Scipio’s departure has a poignant implication for a country that has seen generations of its people go into exile. “In Cuba if you say someone is leaving, they’re leaving forever,” Chavez says. “They cannot come back.”
Staging and costumes underline the contemporary connections. At one point actors march waving red flags and chanting Caligula’s name. Helikon wears tall black boots and a braid-encrusted uniform.
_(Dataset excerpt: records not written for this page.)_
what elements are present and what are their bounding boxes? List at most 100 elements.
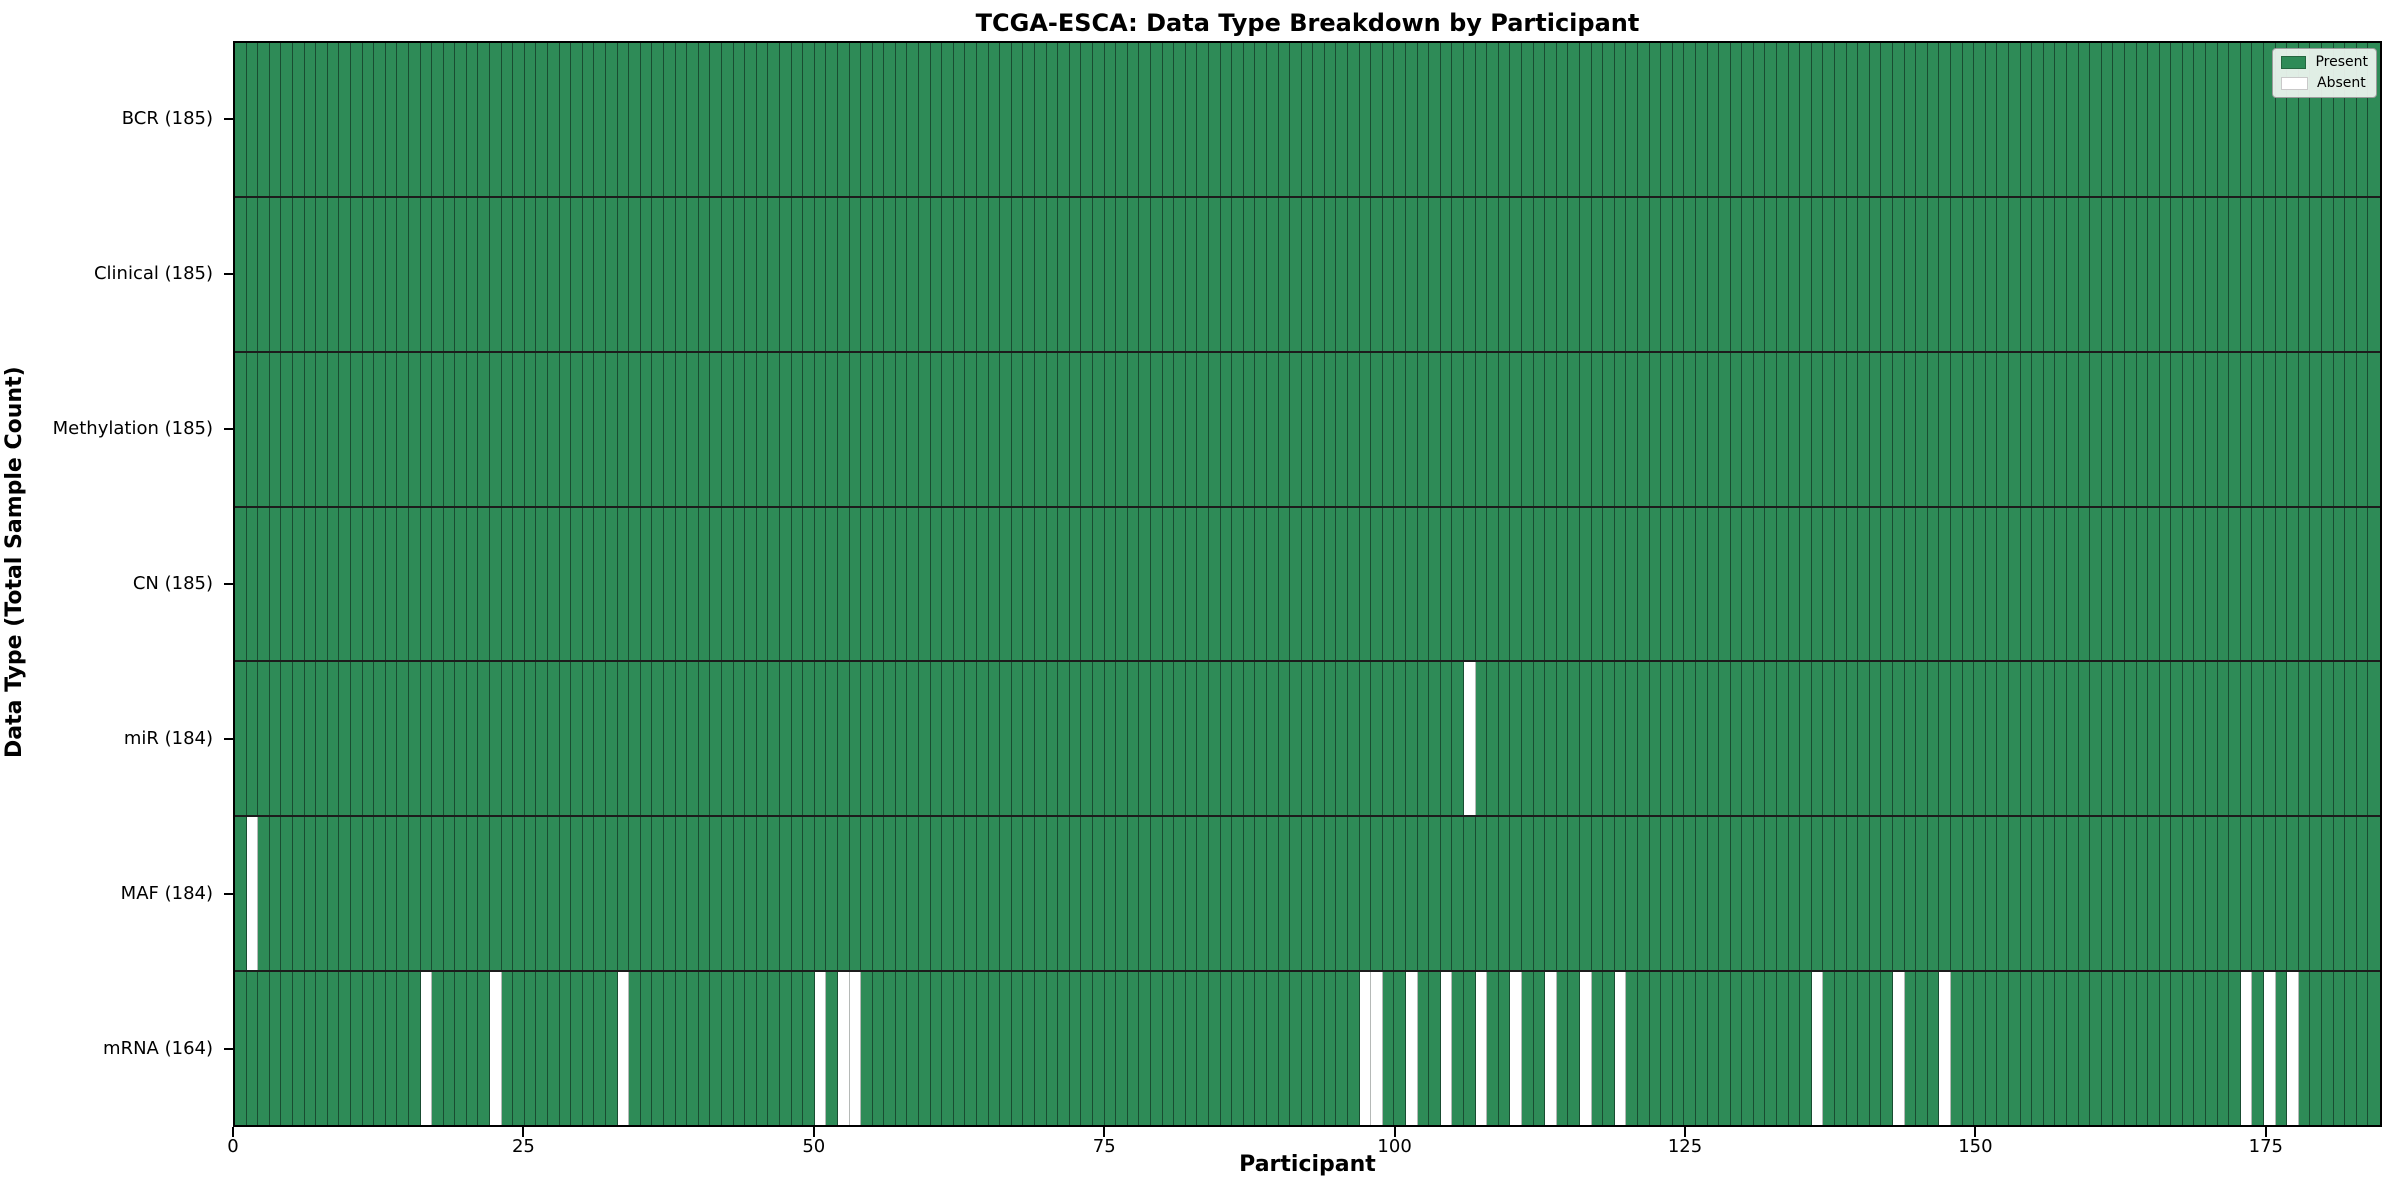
heatmap-cell: [965, 817, 978, 971]
heatmap-cell: [1742, 507, 1754, 661]
heatmap-cell: [640, 507, 653, 661]
heatmap-cell: [269, 662, 282, 816]
heatmap-cell: [374, 197, 386, 351]
heatmap-cell: [1429, 972, 1441, 1126]
heatmap-cell: [443, 662, 456, 816]
heatmap-cell: [1313, 507, 1325, 661]
heatmap-cell: [1475, 507, 1488, 661]
heatmap-cell: [2078, 197, 2091, 351]
heatmap-cell: [640, 972, 653, 1126]
heatmap-cell: [2206, 197, 2218, 351]
heatmap-cell: [339, 352, 351, 506]
heatmap-cell: [1985, 972, 1998, 1126]
heatmap-cell: [1974, 507, 1986, 661]
heatmap-cell: [1962, 662, 1975, 816]
heatmap-cell: [1208, 197, 1221, 351]
heatmap-cell: [258, 507, 270, 661]
heatmap-cell: [2055, 43, 2067, 196]
heatmap-cell: [2206, 352, 2218, 506]
heatmap-cell: [675, 197, 688, 351]
heatmap-cell: [1394, 972, 1407, 1126]
heatmap-cell: [1081, 352, 1093, 506]
heatmap-cell: [559, 507, 572, 661]
heatmap-cell: [895, 972, 908, 1126]
heatmap-cell: [1487, 972, 1499, 1126]
heatmap-cell: [1858, 43, 1870, 196]
heatmap-cell: [292, 972, 305, 1126]
heatmap-cell: [1974, 662, 1986, 816]
heatmap-cell: [1568, 43, 1580, 196]
heatmap-cell: [246, 43, 259, 196]
heatmap-cell: [652, 43, 664, 196]
heatmap-cell: [2124, 352, 2137, 506]
heatmap-cell: [2229, 972, 2241, 1126]
heatmap-cell: [721, 817, 734, 971]
heatmap-cell: [1753, 507, 1766, 661]
heatmap-cell: [872, 197, 885, 351]
heatmap-cell: [1951, 662, 1963, 816]
heatmap-cell: [2032, 197, 2044, 351]
heatmap-cell: [374, 43, 386, 196]
heatmap-cell: [1162, 662, 1175, 816]
heatmap-cell: [2252, 972, 2265, 1126]
heatmap-cell: [1417, 972, 1430, 1126]
heatmap-cell: [756, 352, 769, 506]
heatmap-cell: [1371, 817, 1383, 971]
heatmap-cell: [2252, 817, 2265, 971]
heatmap-cell: [733, 972, 746, 1126]
heatmap-cell: [1429, 507, 1441, 661]
heatmap-cell: [281, 817, 293, 971]
heatmap-cell: [2275, 352, 2288, 506]
y-tick-mark: [224, 427, 233, 430]
heatmap-cell: [513, 972, 525, 1126]
heatmap-cell: [1510, 817, 1522, 971]
heatmap-cell: [1498, 197, 1511, 351]
heatmap-cell: [687, 43, 699, 196]
heatmap-cell: [1695, 507, 1708, 661]
heatmap-cell: [2159, 197, 2172, 351]
heatmap-cell: [1568, 972, 1580, 1126]
heatmap-cell: [1139, 662, 1151, 816]
heatmap-cell: [1997, 507, 2009, 661]
heatmap-cell: [1846, 817, 1859, 971]
heatmap-cell: [304, 972, 317, 1126]
heatmap-cell: [803, 43, 815, 196]
heatmap-cell: [466, 817, 479, 971]
heatmap-cell: [2356, 817, 2369, 971]
heatmap-cell: [2101, 972, 2114, 1126]
heatmap-cell: [1313, 43, 1325, 196]
heatmap-cell: [1777, 352, 1789, 506]
heatmap-cell: [1382, 507, 1395, 661]
heatmap-row-BCR: [235, 43, 2380, 196]
heatmap-cell: [1406, 817, 1418, 971]
heatmap-cell: [1568, 817, 1580, 971]
heatmap-cell: [1290, 972, 1302, 1126]
heatmap-cell: [1603, 662, 1615, 816]
heatmap-cell: [1556, 43, 1569, 196]
heatmap-cell: [617, 662, 630, 816]
heatmap-cell: [350, 662, 363, 816]
heatmap-cell: [1023, 972, 1036, 1126]
heatmap-cell: [524, 817, 537, 971]
heatmap-cell: [1533, 662, 1546, 816]
heatmap-cell: [1058, 352, 1070, 506]
heatmap-cell: [2148, 662, 2160, 816]
heatmap-cell: [2206, 43, 2218, 196]
heatmap-cell: [1382, 43, 1395, 196]
heatmap-cell: [2078, 972, 2091, 1126]
heatmap-cell: [408, 662, 421, 816]
heatmap-cell: [408, 352, 421, 506]
heatmap-cell: [779, 197, 792, 351]
heatmap-cell: [849, 43, 862, 196]
heatmap-cell: [2345, 817, 2357, 971]
heatmap-cell: [1916, 662, 1928, 816]
heatmap-cell: [1614, 43, 1627, 196]
heatmap-cell: [1568, 352, 1580, 506]
heatmap-cell: [2368, 352, 2380, 506]
heatmap-cell: [490, 662, 502, 816]
heatmap-cell: [1429, 817, 1441, 971]
heatmap-cell: [1278, 507, 1291, 661]
heatmap-cell: [942, 817, 954, 971]
heatmap-cell: [582, 197, 595, 351]
heatmap-cell: [501, 43, 514, 196]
One of Cuba’s leading actors, Broselianda Hernandez, plays Scipio, the male poet who inflames Caligula’s desire — a gender-bending twist that adds to the disorientation of Caligula’s world.
By telling the story of an insular society torn apart by the crazed exercise of absolute power, Caligula held up a mirror to Cuba that showed citizens chafing at the island’s system that they were neither crazy nor alone.
“In a society where people cannot talk freely about what is happening and surrounding them, when they watch a play that tells them about their reality in a non-obvious way, through the art — people went crazy,” Chavez says.
And yet Diaz insists that Caligula’s meaning extends far beyond Cuba.
“The story has points of connection with all the eras of humanity,” he says. “It goes through all the ways of power in the history of humanity.
“It would be very reductive, to think of ourselves and nothing else. … We want to amplify the reality that sometimes power is not used well.”
Chavez agrees with his former colleague.
“Carlos Diaz always said that if you reduced Camus’ play to the Cuban situation you reduce the play,” he says. “There are many readings. And people will draw their own conclusions.”